Two instances of WSO2 EI are deployed for high availability within an availability set. For the deployment, the EC2 instance of type B2MS is used. This can be different based on the capacity requirements of the use case. The carbon portal is exposed through the application gateway. The services that are running on WSO2 EI will be exposed to the API Manager and other systems via Azure classic load balancer. If needed, a separate classic LB can be setup within the private subnet for communicating to the EI nodes from APIM and other services. If there is a need to connect with on-premise systems such as databases, ERP, CRM from WSO2 EI, a VPN connection can be utilized as depicted in the above diagram.

WSO2 API Manager/EI Analytics deployment

The analytics component comes with 2 profiles called worker and dashboard. Worker profile receives the analytics events from gateways (APIM) and do the real-time processing of data and store the results in the analytics database.

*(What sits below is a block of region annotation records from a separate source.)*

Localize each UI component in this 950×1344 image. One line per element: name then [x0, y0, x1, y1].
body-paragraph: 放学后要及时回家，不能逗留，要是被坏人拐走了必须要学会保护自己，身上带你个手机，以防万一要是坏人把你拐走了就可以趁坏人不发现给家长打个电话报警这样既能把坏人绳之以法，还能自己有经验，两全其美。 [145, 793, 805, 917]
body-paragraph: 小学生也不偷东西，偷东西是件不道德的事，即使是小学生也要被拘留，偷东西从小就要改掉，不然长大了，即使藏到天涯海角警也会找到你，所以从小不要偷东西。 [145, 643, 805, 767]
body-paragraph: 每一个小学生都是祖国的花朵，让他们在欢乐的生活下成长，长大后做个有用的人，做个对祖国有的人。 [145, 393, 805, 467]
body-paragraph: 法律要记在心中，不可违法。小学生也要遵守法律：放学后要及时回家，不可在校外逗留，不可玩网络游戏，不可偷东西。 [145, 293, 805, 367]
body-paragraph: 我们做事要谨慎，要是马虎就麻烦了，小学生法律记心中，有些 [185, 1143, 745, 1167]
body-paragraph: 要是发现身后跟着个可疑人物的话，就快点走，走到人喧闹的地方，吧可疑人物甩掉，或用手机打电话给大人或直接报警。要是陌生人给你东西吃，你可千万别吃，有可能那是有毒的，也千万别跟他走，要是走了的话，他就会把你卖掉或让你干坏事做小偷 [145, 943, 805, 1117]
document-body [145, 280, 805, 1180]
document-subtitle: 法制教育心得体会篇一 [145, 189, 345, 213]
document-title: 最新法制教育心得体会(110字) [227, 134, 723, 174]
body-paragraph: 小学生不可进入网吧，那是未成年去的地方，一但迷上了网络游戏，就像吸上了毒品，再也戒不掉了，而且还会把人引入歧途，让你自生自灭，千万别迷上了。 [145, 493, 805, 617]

Then the dashboard profile reads the processed data from the database and visualizes it in dashboards. The worker requires 2 nodes of active/passive deployment for high availability and those are deployed in an availability set. The dashboard profile is okay to deploy as a single instance given the lower importance of the tool. All 3 nodes are connected to the database that is running on the same VNet but in a different private subnet. The analytics dashboard is exposed through the application gateway which is running on the public subnet. Azure VM type of F4s v2 is used for workers since it does heavy data processing as and when events are received from the gateways. A VM of type F2s v2 is used for the dashboard profile since it does not have heavy processing requirements.